See what happens when you start to lie? The
lies just grow and grow and grow, eventually weaving a spider web
that will surely trap you.

God, I was being morbid tonight

I jogged through the pine forest, shoving
the overhanging branches aside. Sharp Douglas fir needles pricked
my face. The softer pines brushed against my skin, an eerie caress
that inspired me to run faster.

I emerged on the other side, panting but
safe, two blocks closer to the bright lights of downtown Durham
where my cozy apartment waited.

I still had at least two miles to go. I
followed a winding sidewalk around a section of buildings, then cut
across the campus in front of Duke Chapel.
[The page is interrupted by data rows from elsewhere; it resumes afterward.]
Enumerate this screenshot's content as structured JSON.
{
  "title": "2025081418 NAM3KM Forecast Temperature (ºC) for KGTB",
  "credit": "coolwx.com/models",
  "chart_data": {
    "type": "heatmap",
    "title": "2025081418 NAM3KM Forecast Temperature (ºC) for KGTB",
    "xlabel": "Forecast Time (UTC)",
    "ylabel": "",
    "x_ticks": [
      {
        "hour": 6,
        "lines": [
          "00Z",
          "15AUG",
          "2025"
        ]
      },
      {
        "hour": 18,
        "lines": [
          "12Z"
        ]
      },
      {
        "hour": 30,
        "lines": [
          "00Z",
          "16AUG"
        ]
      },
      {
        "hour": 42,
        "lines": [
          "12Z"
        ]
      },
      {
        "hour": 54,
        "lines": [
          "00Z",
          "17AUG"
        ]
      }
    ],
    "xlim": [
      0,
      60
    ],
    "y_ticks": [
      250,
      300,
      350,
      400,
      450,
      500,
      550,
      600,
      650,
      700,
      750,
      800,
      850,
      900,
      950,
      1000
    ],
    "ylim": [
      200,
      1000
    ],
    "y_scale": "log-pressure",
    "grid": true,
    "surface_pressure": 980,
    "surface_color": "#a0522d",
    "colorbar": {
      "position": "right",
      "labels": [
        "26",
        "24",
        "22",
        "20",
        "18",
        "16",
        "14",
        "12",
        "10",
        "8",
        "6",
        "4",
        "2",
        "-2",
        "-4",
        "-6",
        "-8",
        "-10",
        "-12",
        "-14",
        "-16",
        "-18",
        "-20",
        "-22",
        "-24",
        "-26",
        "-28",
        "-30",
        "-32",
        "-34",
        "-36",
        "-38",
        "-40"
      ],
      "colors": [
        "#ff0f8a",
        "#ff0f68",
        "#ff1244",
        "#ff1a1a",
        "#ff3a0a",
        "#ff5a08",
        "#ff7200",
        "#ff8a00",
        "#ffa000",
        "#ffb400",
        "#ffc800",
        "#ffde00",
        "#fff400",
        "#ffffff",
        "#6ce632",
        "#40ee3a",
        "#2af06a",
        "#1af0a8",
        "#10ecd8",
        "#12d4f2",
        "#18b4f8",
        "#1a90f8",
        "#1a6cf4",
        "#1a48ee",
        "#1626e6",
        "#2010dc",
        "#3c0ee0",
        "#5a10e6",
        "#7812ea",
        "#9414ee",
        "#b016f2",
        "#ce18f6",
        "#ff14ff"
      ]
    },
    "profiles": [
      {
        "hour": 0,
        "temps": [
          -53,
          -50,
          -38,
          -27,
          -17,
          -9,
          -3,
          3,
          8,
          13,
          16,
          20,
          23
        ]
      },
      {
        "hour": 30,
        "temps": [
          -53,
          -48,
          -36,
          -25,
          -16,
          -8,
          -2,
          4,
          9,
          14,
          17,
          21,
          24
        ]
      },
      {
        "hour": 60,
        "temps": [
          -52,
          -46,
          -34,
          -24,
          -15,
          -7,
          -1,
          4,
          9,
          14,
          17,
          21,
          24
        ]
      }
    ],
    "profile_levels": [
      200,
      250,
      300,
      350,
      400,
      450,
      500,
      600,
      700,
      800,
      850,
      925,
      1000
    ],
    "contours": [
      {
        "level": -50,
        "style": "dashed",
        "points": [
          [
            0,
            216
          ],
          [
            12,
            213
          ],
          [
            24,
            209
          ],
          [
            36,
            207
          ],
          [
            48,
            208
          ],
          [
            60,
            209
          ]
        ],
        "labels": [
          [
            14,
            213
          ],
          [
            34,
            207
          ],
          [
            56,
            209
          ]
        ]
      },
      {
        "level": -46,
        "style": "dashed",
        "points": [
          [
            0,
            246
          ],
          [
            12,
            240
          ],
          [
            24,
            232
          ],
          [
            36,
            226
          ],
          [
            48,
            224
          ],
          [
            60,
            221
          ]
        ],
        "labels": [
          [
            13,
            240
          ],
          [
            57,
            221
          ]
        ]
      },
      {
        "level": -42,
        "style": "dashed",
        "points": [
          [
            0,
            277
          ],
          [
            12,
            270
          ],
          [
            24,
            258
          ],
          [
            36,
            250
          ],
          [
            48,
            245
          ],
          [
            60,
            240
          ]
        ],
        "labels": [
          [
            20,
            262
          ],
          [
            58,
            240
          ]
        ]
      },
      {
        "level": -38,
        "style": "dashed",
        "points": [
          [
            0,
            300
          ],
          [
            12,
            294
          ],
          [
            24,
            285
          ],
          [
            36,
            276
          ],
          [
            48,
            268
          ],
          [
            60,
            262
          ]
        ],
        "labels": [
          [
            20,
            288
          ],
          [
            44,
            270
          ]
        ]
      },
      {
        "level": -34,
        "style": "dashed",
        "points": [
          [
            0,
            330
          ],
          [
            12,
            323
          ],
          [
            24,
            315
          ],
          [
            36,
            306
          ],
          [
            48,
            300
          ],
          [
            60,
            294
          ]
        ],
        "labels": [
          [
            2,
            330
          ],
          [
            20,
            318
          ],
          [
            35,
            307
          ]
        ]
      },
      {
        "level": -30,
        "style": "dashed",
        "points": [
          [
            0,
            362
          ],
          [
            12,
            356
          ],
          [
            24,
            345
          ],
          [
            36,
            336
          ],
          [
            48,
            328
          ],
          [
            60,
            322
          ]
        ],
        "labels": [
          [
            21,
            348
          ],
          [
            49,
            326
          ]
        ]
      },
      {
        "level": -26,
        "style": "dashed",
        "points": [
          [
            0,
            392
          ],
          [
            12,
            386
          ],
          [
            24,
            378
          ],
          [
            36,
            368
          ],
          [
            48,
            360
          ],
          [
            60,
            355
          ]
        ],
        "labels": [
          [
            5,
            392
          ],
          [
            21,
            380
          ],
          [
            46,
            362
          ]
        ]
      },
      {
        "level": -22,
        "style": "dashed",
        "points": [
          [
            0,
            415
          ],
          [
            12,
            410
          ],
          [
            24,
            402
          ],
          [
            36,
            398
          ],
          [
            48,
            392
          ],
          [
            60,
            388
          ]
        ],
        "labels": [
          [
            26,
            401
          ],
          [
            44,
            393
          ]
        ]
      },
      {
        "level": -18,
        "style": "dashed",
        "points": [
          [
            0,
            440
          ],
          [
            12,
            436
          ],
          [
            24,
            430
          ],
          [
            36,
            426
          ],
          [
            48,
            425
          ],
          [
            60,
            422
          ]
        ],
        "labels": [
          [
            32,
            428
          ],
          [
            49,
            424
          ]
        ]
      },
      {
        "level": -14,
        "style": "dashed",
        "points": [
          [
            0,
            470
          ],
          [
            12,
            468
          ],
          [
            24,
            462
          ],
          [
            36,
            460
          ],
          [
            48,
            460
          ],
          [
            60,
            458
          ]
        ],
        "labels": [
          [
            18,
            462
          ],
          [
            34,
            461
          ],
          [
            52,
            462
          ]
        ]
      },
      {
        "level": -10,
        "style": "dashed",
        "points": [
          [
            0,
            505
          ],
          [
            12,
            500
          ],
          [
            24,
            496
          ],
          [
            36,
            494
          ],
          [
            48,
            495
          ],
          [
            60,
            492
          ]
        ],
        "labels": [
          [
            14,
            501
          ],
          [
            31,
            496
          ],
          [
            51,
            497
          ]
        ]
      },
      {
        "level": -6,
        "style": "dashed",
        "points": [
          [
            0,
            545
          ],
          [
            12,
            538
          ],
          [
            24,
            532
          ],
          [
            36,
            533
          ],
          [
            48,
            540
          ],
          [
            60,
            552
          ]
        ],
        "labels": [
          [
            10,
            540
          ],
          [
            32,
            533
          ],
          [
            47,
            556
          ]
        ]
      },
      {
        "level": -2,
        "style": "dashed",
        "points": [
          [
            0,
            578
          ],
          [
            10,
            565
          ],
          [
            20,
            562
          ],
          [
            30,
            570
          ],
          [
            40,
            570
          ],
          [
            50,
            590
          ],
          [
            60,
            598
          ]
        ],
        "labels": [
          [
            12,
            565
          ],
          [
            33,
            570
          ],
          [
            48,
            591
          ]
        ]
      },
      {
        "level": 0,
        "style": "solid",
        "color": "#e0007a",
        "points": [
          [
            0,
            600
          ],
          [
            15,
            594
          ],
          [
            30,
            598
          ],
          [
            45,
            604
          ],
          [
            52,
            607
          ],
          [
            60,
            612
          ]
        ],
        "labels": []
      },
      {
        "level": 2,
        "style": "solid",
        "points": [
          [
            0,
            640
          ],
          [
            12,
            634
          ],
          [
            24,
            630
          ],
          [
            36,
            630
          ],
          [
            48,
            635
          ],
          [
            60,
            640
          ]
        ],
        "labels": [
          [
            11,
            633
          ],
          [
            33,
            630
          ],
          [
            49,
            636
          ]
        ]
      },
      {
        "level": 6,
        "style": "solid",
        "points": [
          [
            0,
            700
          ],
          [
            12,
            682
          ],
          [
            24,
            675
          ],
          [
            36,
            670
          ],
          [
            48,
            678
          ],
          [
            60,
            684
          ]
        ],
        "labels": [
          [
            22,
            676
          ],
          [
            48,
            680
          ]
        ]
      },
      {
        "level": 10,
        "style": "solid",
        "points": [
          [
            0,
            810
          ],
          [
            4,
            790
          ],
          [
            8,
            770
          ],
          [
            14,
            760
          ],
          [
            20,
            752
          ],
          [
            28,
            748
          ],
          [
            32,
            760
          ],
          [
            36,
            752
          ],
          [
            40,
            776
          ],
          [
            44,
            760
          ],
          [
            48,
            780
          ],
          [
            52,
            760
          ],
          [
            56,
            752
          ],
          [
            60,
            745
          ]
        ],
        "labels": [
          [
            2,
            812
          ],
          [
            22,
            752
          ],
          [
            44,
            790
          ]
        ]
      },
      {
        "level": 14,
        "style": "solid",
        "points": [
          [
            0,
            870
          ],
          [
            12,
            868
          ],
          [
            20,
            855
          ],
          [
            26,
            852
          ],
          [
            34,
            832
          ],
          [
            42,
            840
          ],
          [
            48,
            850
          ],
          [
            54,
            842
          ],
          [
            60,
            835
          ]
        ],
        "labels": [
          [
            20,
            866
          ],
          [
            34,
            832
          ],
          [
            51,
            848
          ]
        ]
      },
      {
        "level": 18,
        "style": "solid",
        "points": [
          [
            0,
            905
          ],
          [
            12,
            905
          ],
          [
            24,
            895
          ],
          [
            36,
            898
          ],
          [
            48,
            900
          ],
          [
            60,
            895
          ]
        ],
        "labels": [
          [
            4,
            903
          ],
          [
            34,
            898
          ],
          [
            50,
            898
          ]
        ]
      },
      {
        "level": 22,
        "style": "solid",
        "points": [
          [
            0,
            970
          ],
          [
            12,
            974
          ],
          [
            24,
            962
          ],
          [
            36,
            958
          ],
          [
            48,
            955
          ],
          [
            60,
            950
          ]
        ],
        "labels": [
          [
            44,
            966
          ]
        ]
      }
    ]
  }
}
Its single spire rose in
silent glory into the night sky. I stopped and stared, transfixed.
The cold air was thin and the stars blazed through, bright
pinpoints of fire scattered behind the slender shadow of the
chapel's cross. It looked like a Christmas card of Bethlehem. Peace
on earth. I wished.

I rested, staring at the beauty of the
chapel, my head bent as I gulped in the cool air, my hands resting
on my knees. A couple of cars passed by a block away, cruising
around a traffic circle that whirls cars off its axis like a
pinwheel during the daylight hours, sending visitors and students
in all directions. It was the heart of west campus. I had a long
damn way to go.

I was near Duke Gardens, I realized, and
very near where Helen had been attacked a year and a half ago.

The lawn felt soft beneath my feet, soggy
from recent rain, and the open expanse of grass stretching before
me was crisscrossed with shadows from nearby trees.